Durante toda a minha infância ouvi minha mãe falar de um professor chamado Cid Guelli.
Ela havia sido sua aluna na antiga Escola Normal de Botucatu.
Não falava dele apenas como um excelente professor de Matemática. Falava com admiração. Com respeito. Com um brilho diferente nos olhos.
Ela contava que ele era apaixonado pelo que fazia.
Que entrava na sala de aula vestindo seu tradicional guarda-pó, sempre branco, já marcado pelo giz de tantas aulas. Enquanto explicava um raciocínio, era comum segurar o giz em uma mão e um cigarro na outra — um hábito muito presente naquela geração e que, infelizmente, anos depois contribuiria para interromper sua vida ainda aos 60 anos.
Mas o que realmente permanecia na memória dos alunos não era o cigarro.
Era o entusiasmo.
Era a maneira como transformava a Matemática em uma aventura intelectual.
Minha mãe nunca se cansou de repetir uma história.
Cid Guelli acreditava que ela tinha talento para a Matemática.
Chegou a convidá-la para seguir seus estudos em São Paulo.
Por circunstâncias da vida, ela não pôde aceitar aquele convite.
Sempre que lembrava desse episódio havia um misto de orgulho e de saudade. Não de uma oportunidade perdida apenas, mas da lembrança de um professor que acreditou nela.
Anos depois, a vida me levou exatamente para São Paulo.
Fui fazer cursinho no Anglo.
Cid Guelli já não estava mais entre nós.
Eu nunca o conheci pessoalmente.
Mesmo assim, de certa forma, encontrei sua presença.
Seu nome ainda era lembrado nos corredores.
Sua história fazia parte da identidade do Anglo.
Percebia-se que existira ali um professor diferente.
Alguém cuja influência permanecia viva muito depois de sua partida.

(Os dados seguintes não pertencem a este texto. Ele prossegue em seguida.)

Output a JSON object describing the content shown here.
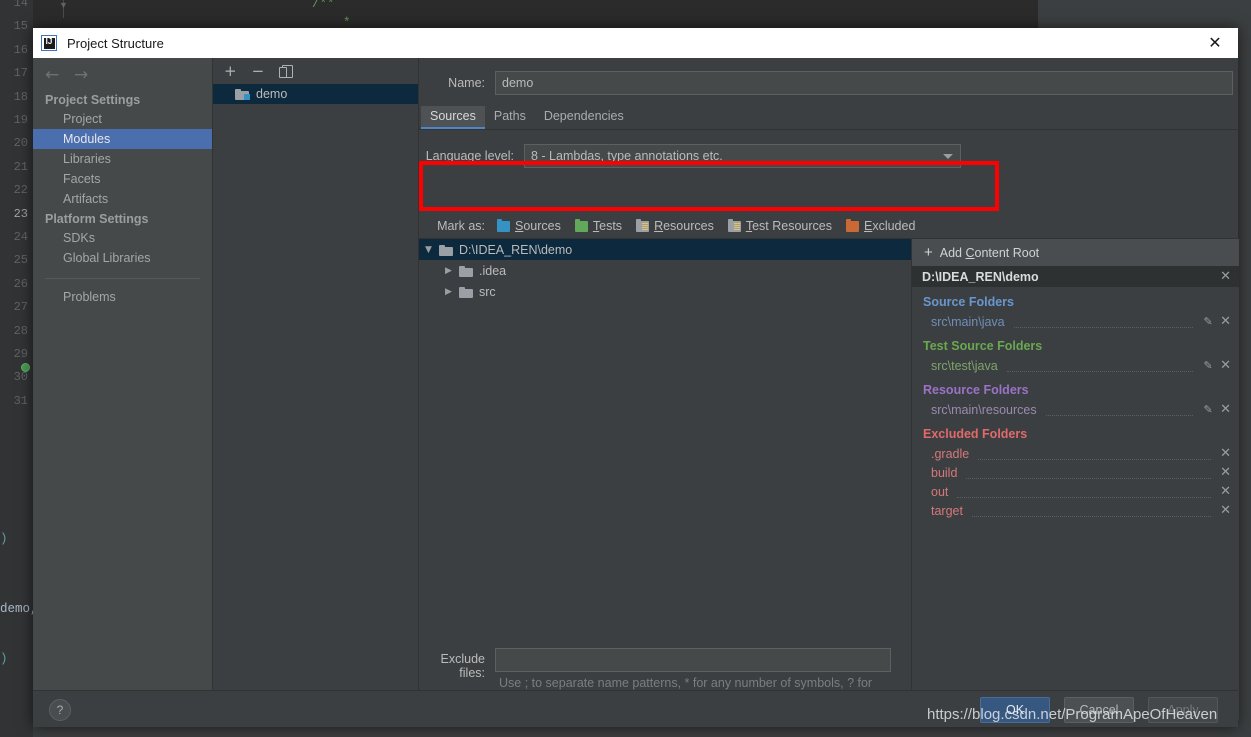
{
  "editor": {
    "line_numbers": [
      "14",
      "15",
      "16",
      "17",
      "18",
      "19",
      "20",
      "21",
      "22",
      "23",
      "24",
      "25",
      "26",
      "27",
      "28",
      "29",
      "30",
      "31"
    ],
    "current_line": "23",
    "code_tokens": [
      {
        "text": "/**",
        "color": "#629755"
      },
      {
        "text": "*",
        "color": "#629755"
      }
    ],
    "lower_tokens": [
      {
        "text": ")",
        "color": "#5f9ea0"
      },
      {
        "text": "demo,",
        "color": "#a9b7c6"
      },
      {
        "text": ")",
        "color": "#5f9ea0"
      }
    ]
  },
  "dialog": {
    "title": "Project Structure",
    "icon": "intellij-idea-icon",
    "close_label": "✕"
  },
  "sidebar": {
    "back_label": "←",
    "forward_label": "→",
    "groups": [
      {
        "title": "Project Settings",
        "items": [
          {
            "label": "Project",
            "selected": false
          },
          {
            "label": "Modules",
            "selected": true
          },
          {
            "label": "Libraries",
            "selected": false
          },
          {
            "label": "Facets",
            "selected": false
          },
          {
            "label": "Artifacts",
            "selected": false
          }
        ]
      },
      {
        "title": "Platform Settings",
        "items": [
          {
            "label": "SDKs",
            "selected": false
          },
          {
            "label": "Global Libraries",
            "selected": false
          }
        ]
      }
    ],
    "problems_label": "Problems"
  },
  "modules": {
    "toolbar": {
      "add_label": "+",
      "remove_label": "−",
      "copy_label": "copy-icon"
    },
    "items": [
      {
        "label": "demo",
        "selected": true
      }
    ]
  },
  "main": {
    "name_label": "Name:",
    "name_value": "demo",
    "tabs": [
      {
        "label": "Sources",
        "selected": true
      },
      {
        "label": "Paths",
        "selected": false
      },
      {
        "label": "Dependencies",
        "selected": false
      }
    ],
    "language_level": {
      "label": "Language level:",
      "value": "8 - Lambdas, type annotations etc.",
      "arrow": "chevron-down-icon",
      "highlight_color": "#ff0000"
    },
    "mark_as": {
      "label": "Mark as:",
      "options": [
        {
          "label": "Sources",
          "mnemonic": "S",
          "rest": "ources",
          "color": "#3592c4"
        },
        {
          "label": "Tests",
          "mnemonic": "T",
          "rest": "ests",
          "color": "#62a85a"
        },
        {
          "label": "Resources",
          "mnemonic": "R",
          "rest": "esources",
          "color": "#9aa0a6"
        },
        {
          "label": "Test Resources",
          "mnemonic": "T",
          "rest": "est Resources",
          "color": "#9aa0a6"
        },
        {
          "label": "Excluded",
          "mnemonic": "E",
          "rest": "xcluded",
          "color": "#c96935"
        }
      ]
    },
    "tree": [
      {
        "label": "D:\\IDEA_REN\\demo",
        "twisty": "▼",
        "indent": 0,
        "selected": true
      },
      {
        "label": ".idea",
        "twisty": "▶",
        "indent": 1,
        "selected": false
      },
      {
        "label": "src",
        "twisty": "▶",
        "indent": 1,
        "selected": false
      }
    ],
    "exclude_files": {
      "label": "Exclude files:",
      "value": "",
      "hint": "Use ; to separate name patterns, * for any number of symbols, ? for one."
    }
  },
  "roots_panel": {
    "add_content_root": {
      "plus": "+",
      "pre": "Add ",
      "mnemonic": "C",
      "rest": "ontent Root"
    },
    "root_header": {
      "label": "D:\\IDEA_REN\\demo",
      "close": "✕"
    },
    "groups": [
      {
        "title": "Source Folders",
        "title_color": "#6897d0",
        "entry_color": "#6f8fb8",
        "entries": [
          {
            "path": "src\\main\\java",
            "has_pencil": true,
            "close": "✕"
          }
        ]
      },
      {
        "title": "Test Source Folders",
        "title_color": "#6aa84f",
        "entry_color": "#7da46a",
        "entries": [
          {
            "path": "src\\test\\java",
            "has_pencil": true,
            "close": "✕"
          }
        ]
      },
      {
        "title": "Resource Folders",
        "title_color": "#9b72c6",
        "entry_color": "#9a8ab0",
        "entries": [
          {
            "path": "src\\main\\resources",
            "has_pencil": true,
            "close": "✕"
          }
        ]
      },
      {
        "title": "Excluded Folders",
        "title_color": "#e2696b",
        "entry_color": "#d4787a",
        "entries": [
          {
            "path": ".gradle",
            "has_pencil": false,
            "close": "✕"
          },
          {
            "path": "build",
            "has_pencil": false,
            "close": "✕"
          },
          {
            "path": "out",
            "has_pencil": false,
            "close": "✕"
          },
          {
            "path": "target",
            "has_pencil": false,
            "close": "✕"
          }
        ]
      }
    ]
  },
  "footer": {
    "help_label": "?",
    "buttons": [
      {
        "label": "OK",
        "style": "primary"
      },
      {
        "label": "Cancel",
        "style": "normal"
      },
      {
        "label": "Apply",
        "style": "disabled"
      }
    ]
  },
  "watermark": "https://blog.csdn.net/ProgramApeOfHeaven"
}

Curiosamente, acabei me tornando um admirador de um homem que jamais conheci.
E isso me fez pensar.
Quantas pessoas conseguem continuar inspirando gerações depois de terem partido?
Muito poucas.
Recentemente resolvi pesquisar sua história.
Graças aos arquivos digitais, às bibliotecas, às teses acadêmicas, aos relatos de antigos alunos e até às modernas ferramentas de pesquisa por inteligência artificial, consegui reunir fragmentos de uma vida extraordinária.
Encontrei documentos.
Encontrei depoimentos.
Encontrei histórias.
Encontrei uma fotografia.
Talvez seja a única fotografia em que ele aparece dando aula.
Quando a vi, compreendi algo curioso.
Eu não estava apenas pesquisando um professor.
Estava resgatando uma parte da memória da minha própria família.
A lembrança que minha mãe preservou por toda a vida agora ganhava forma diante dos meus olhos.
Hoje entendo que um grande professor raramente deixa como legado apenas livros ou fórmulas.
Ele deixa pessoas.
Deixa escolhas.
Deixa profissões.
Deixa sonhos.
Talvez o maior patrimônio que um educador possa construir seja despertar em alguém a paixão pelo conhecimento.
O restante é consequência.
Por isso decidi escrever sobre Cid Guelli.
Não apenas para registrar sua biografia.
Mas para lembrar que homens assim existiram.
E continuam existindo.
Professores cuja maior obra não está escrita nas lousas, nem nas apostilas, nem nos livros.
Sua verdadeira obra vive dentro de milhares de alunos que aprenderam muito mais do que Matemática.
Aprenderam que conhecer é um ato de paixão.
E que um professor pode mudar silenciosamente o destino de uma vida.
Se hoje consigo contar esta história, devo isso não apenas às fontes históricas que encontrei, mas também à memória de minha mãe, que nunca deixou esse professor ser esquecido em nossa família.
Este texto é, antes de tudo, uma homenagem a ela.
E também um agradecimento ao professor Cid Guelli.
Mesmo sem nunca tê-lo conhecido, sinto que aprendi um pouco com ele. Talvez essa seja a maior prova de que um verdadeiro mestre continua ensinando muito depois de partir.